Bank of Korea April Balance of Payments (Preliminary) Press Briefing
The Bank of Korea evaluated the current account deficit of $290 million in April as a temporary factor caused by dividend payments to foreigners. It forecasted that from May onwards, the impact of dividends would disappear, and the current account would turn to a significant surplus.
Song Jae-chang, head of the Financial Statistics Department at the Bank of Korea, said at the 'April Balance of Payments (provisional)' press briefing on the 11th, "Exports are expected to continue to perform well, and a favorable current account surplus trend will continue," adding, "The first half current account forecast is expected to be smoothly achieved."
Regarding the high level of international oil price import costs, he explained, "The rise in international oil prices in March and April was reflected with a time lag." On the increase in crude oil imports, he said, "Along with the rise in import costs, the increase in crude oil import volume was due to domestic refiners raising their operating rates in April."
Below is a Q&A with Director Song.
- The deficit in dividend income was large. How big is this deficit compared to previous periods?
▲The dividend income balance showed a deficit of $3.58 billion. This is the largest deficit in three years since April 2021, when it recorded a $4.48 billion deficit.
- Is the increase in the deficit size influenced by the government's value-up program?
▲Rather than the impact of the value-up program, the dividend income is evenly distributed throughout the year due to differences in institutional settlement dividend laws, corporate settlement periods, and dividend payment practices in each country. In Korea, the December settlement is done at the end of March, and dividend payments are concentrated in April as a result.
▲This April's primary income balance showed a deficit of $3.37 billion due to dividend payments made to foreigners. The five-year average from 2018 to 2022 was a deficit of $3.53 billion, so it can be seen as a similar level. Last year, dividend income temporarily increased due to corporate tax reduction benefits. This year, dividend income decreased while dividend payments increased, resulting in a larger deficit than last year. Nevertheless, dividend income is considered to be coming in well.
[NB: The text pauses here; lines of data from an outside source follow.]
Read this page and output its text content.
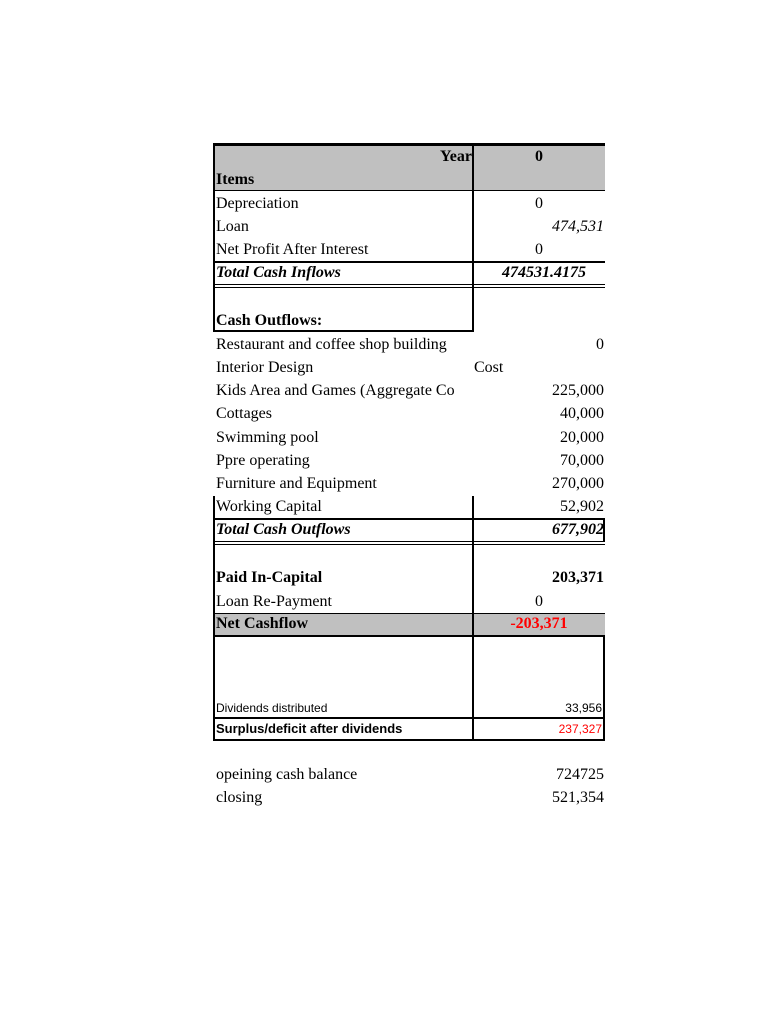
Year	0
Items
Depreciation	0
Loan	474,531
Net Profit After Interest	0
Total Cash Inflows	474531.4175
Cash Outflows:
Restaurant and coffee shop building	0
Interior Design	Cost
Kids Area and Games (Aggregate Co	225,000
Cottages	40,000
Swimming pool	20,000
Ppre operating	70,000
Furniture and Equipment	270,000
Working Capital	52,902
Total Cash Outflows	677,902
Paid In-Capital	203,371
Loan Re-Payment	0
Net Cashflow	-203,371
Dividends distributed	33,956
Surplus/deficit after dividends	237,327
opeining cash balance	724725
closing	521,354
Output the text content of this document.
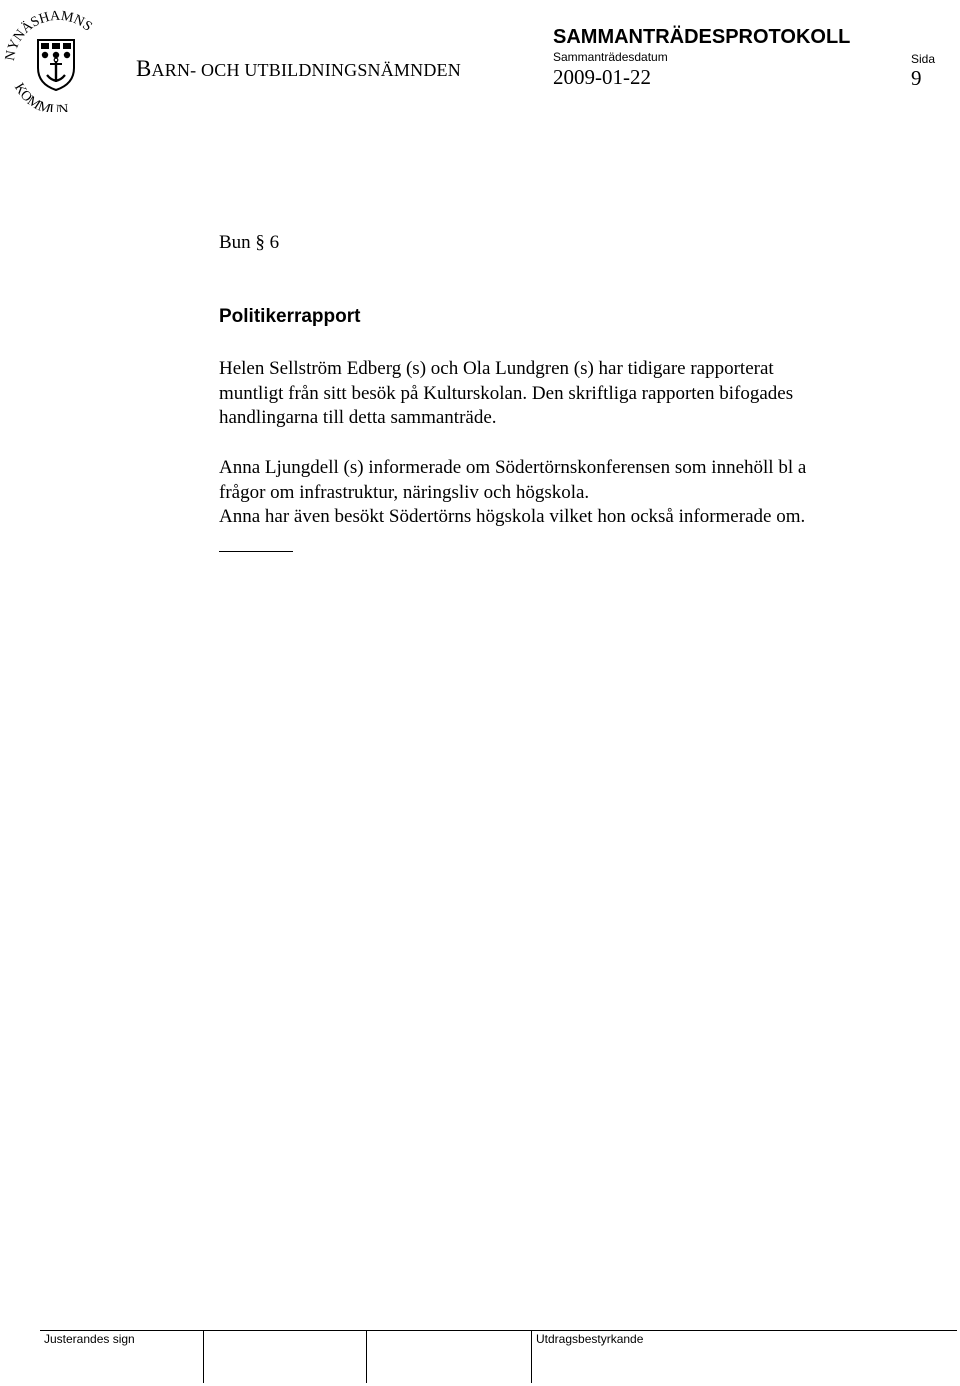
NYNÄSHAMNS
KOMMUN
BARN- OCH UTBILDNINGSNÄMNDEN
SAMMANTRÄDESPROTOKOLL
Sammanträdesdatum
2009-01-22
Sida
9
Bun § 6
Politikerrapport
Helen Sellström Edberg (s) och Ola Lundgren (s) har tidigare rapporterat
muntligt från sitt besök på Kulturskolan. Den skriftliga rapporten bifogades
handlingarna till detta sammanträde.
Anna Ljungdell (s) informerade om Södertörnskonferensen som innehöll bl a
frågor om infrastruktur, näringsliv och högskola.
Anna har även besökt Södertörns högskola vilket hon också informerade om.
Justerandes sign	Utdragsbestyrkande
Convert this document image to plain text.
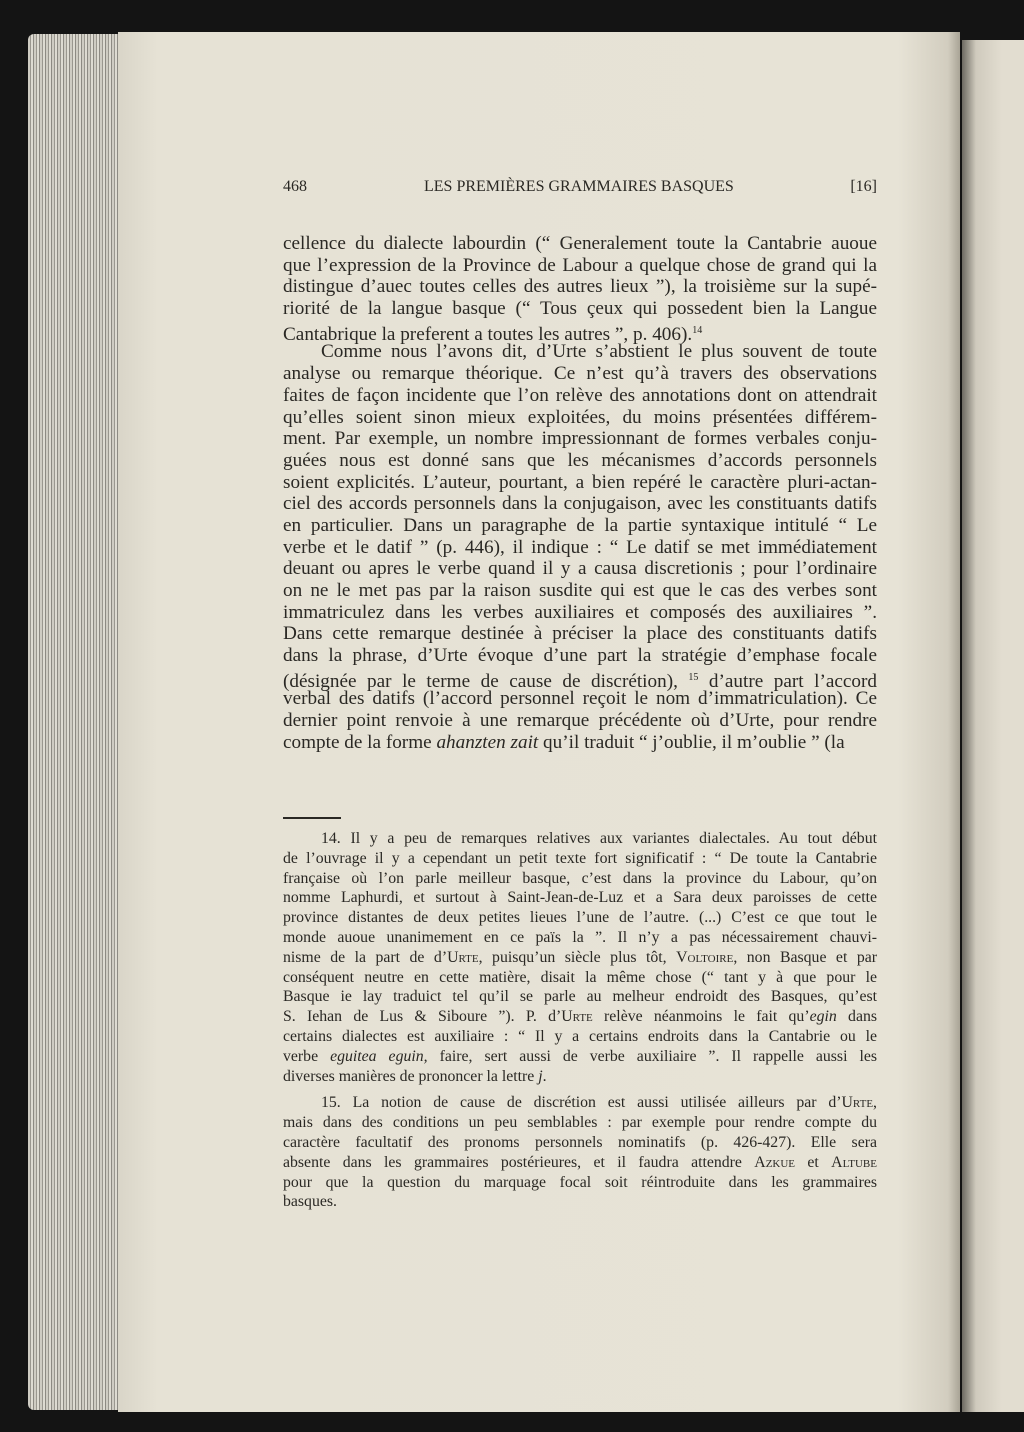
468	LES PREMIÈRES GRAMMAIRES BASQUES	[16]
cellence du dialecte labourdin (“ Generalement toute la Cantabrie auoue
que l’expression de la Province de Labour a quelque chose de grand qui la
distingue d’auec toutes celles des autres lieux ”), la troisième sur la supé-
riorité de la langue basque (“ Tous çeux qui possedent bien la Langue
Cantabrique la preferent a toutes les autres ”, p. 406).$^{14}$
Comme nous l’avons dit, d’Urte s’abstient le plus souvent de toute
analyse ou remarque théorique. Ce n’est qu’à travers des observations
faites de façon incidente que l’on relève des annotations dont on attendrait
qu’elles soient sinon mieux exploitées, du moins présentées différem-
ment. Par exemple, un nombre impressionnant de formes verbales conju-
guées nous est donné sans que les mécanismes d’accords personnels
soient explicités. L’auteur, pourtant, a bien repéré le caractère pluri-actan-
ciel des accords personnels dans la conjugaison, avec les constituants datifs
en particulier. Dans un paragraphe de la partie syntaxique intitulé “ Le
verbe et le datif ” (p. 446), il indique : “ Le datif se met immédiatement
deuant ou apres le verbe quand il y a causa discretionis ; pour l’ordinaire
on ne le met pas par la raison susdite qui est que le cas des verbes sont
immatriculez dans les verbes auxiliaires et composés des auxiliaires ”.
Dans cette remarque destinée à préciser la place des constituants datifs
dans la phrase, d’Urte évoque d’une part la stratégie d’emphase focale
(désignée par le terme de cause de discrétion), $^{15}$ d’autre part l’accord
verbal des datifs (l’accord personnel reçoit le nom d’immatriculation). Ce
dernier point renvoie à une remarque précédente où d’Urte, pour rendre
compte de la forme ahanzten zait qu’il traduit “ j’oublie, il m’oublie ” (la
14. Il y a peu de remarques relatives aux variantes dialectales. Au tout début
de l’ouvrage il y a cependant un petit texte fort significatif : “ De toute la Cantabrie
française où l’on parle meilleur basque, c’est dans la province du Labour, qu’on
nomme Laphurdi, et surtout à Saint-Jean-de-Luz et a Sara deux paroisses de cette
province distantes de deux petites lieues l’une de l’autre. (...) C’est ce que tout le
monde auoue unanimement en ce païs la ”. Il n’y a pas nécessairement chauvi-
nisme de la part de d’Urte, puisqu’un siècle plus tôt, Voltoire, non Basque et par
conséquent neutre en cette matière, disait la même chose (“ tant y à que pour le
Basque ie lay traduict tel qu’il se parle au melheur endroidt des Basques, qu’est
S. Iehan de Lus & Siboure ”). P. d’Urte relève néanmoins le fait qu’egin dans
certains dialectes est auxiliaire : “ Il y a certains endroits dans la Cantabrie ou le
verbe eguitea eguin, faire, sert aussi de verbe auxiliaire ”. Il rappelle aussi les
diverses manières de prononcer la lettre j.
15. La notion de cause de discrétion est aussi utilisée ailleurs par d’Urte,
mais dans des conditions un peu semblables : par exemple pour rendre compte du
caractère facultatif des pronoms personnels nominatifs (p. 426-427). Elle sera
absente dans les grammaires postérieures, et il faudra attendre Azkue et Altube
pour que la question du marquage focal soit réintroduite dans les grammaires
basques.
▲From May onwards, the primary income balance is expected to be favorable considering the accumulated primary income surplus from January to April, the increase in overseas direct investment, and the increase in dividend income due to the improvement in the global IT market.
- You expected the surplus to expand in May. Is it possible to achieve the first half forecast?
▲Exports are expected to continue to perform well, leading to a favorable current account surplus trend, so the first half current account forecast is likely to be smoothly achieved. However, there are uncertain factors such as geopolitical risks, the US-China trade dispute, the pace of IT market expansion, and fluctuations in international oil prices and exchange rates.
- China’s exports are relatively small. Is there a possibility that exports to the US will surpass exports to China?
▲Exports to the US have been increasing since last year. Nevertheless, it is true that exports to China remain the largest. The trend of increasing exports to the US is clear. Exports to China will depend on the pace of China's economic recovery.
- Direct investment dividend income increased by $15.6 billion annually last year due to tax reform but is $7.7 billion this year, less than in 2022. Was the effect of tax reform temporary only for last year?
▲It is difficult to compare with last year because in January last year there was a corporate tax reduction benefit on dividend income from overseas subsidiaries. Dividend income from direct investment continues to increase. It is expected to be similar to the average from 2018 to 2022 in normal years.
- The import cost of international oil prices in April was $87.1. How large is this compared to previous years, and how much did it affect imports?
▲The average Dubai crude oil price in April was $87.1, a 5.7% increase compared to April last year. This is the highest level since December last year based on import cost. The high import cost is due to the time-lagged reflection of the rise in international oil prices in March and April. The increase in crude oil imports is due to both the rise in import costs and the increase in import volume. Domestic refiners raised their operating rates in April, which also increased crude oil import volume.